Kudos to Fiido for again responding swiftly, but if there’s one fault a bike manufacturer surely doesn’t want to be repeatedly associated with, it’s frames snapping in half. A few months after the Fiido X folding e-bike was recalled, the Hong Kong firm is now replacing some of its T1 models after discovering potential for a similar problem.
Fiido recalled its magnesium-framed Fiido X in April due to a flaw in the folding mechanism that could reportedly result in the frame snapping in two.
While the mechanism had passed strength tests, the firm found that in some cases it became weakened during shipping as a result of what it termed, “the transportation environment.”

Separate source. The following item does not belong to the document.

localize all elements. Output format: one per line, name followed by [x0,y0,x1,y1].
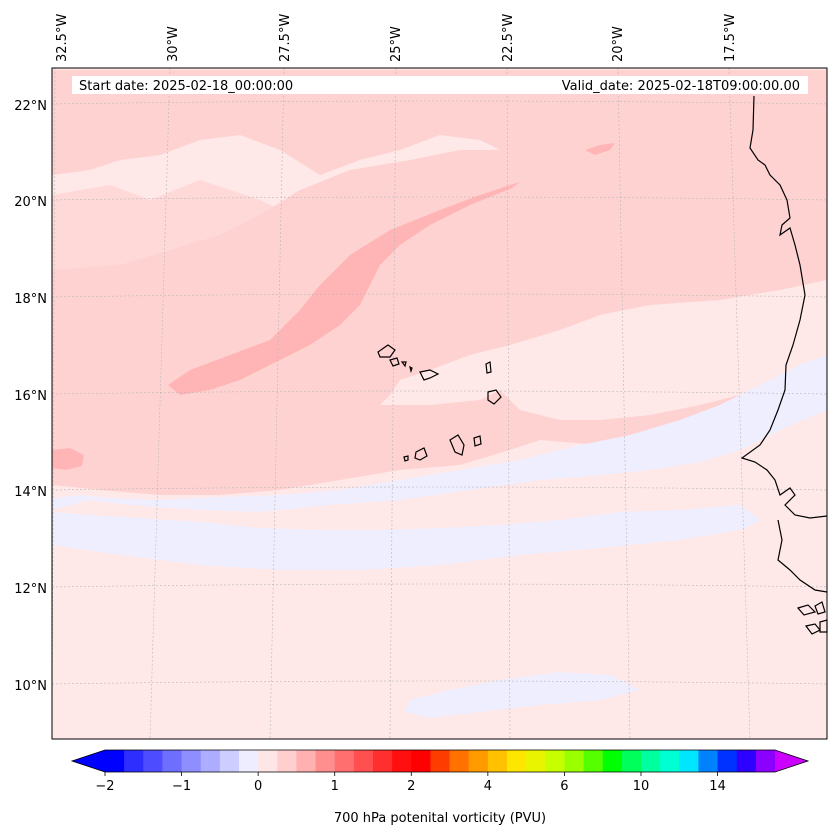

It duly asked people to stop riding the bike and undertook a redesign. Owners were offered replacement bikes with a three-year warranty – either the upgraded version of the Fiido X, which has now been released, or one of the firm’s other e-bikes plus any difference in cost.
“The occurrence of this incident is [a warning] to us,” a spokesperson told ebiketips. “We will hang the broken Fiido X on the wall of the R&D department and let it remind us how to design products.”
However, US website Electrek has now received multiple reports of another bike, the Fiido T1, cracking or snapping in half.
This is actually a completely different flaw as the T1 isn’t a folder. The step-through model has instead shown signs of weakness in the aluminium down tube itself.
One owner said the bike simply snapped in half beneath them while riding along at around 8mph (13 km/h) on a flat stretch of road. The bike had never been used off-road and and had never been in a crash.
“Since the recall of the Fiido X, we have conducted inspections on every single one of our products and have discovered that a certain type of welding defect could be found in a small number of our T1s caused by an error in our production process,” explained a Fiido spokesperson.
“We started working on an upgraded design when we discovered the problem, with the goal that the design is immune to any mishandling during production.
“The new design has already been put into production, and we will replace every single product within that batch.”
Fiido has posted an online serial number checker through which T1 owners can check whether their frame is on the list of affected models. It says the first batch of replacements is already on the way out.
The new bikes will come with an extended five-year warranty and a $10,000 guarantee that it will remain in one piece, “under normal use conditions.”
The firm says its tests have involved applying 20 per cent more load than required by the EN15194 testing standard with double the number of test cycles.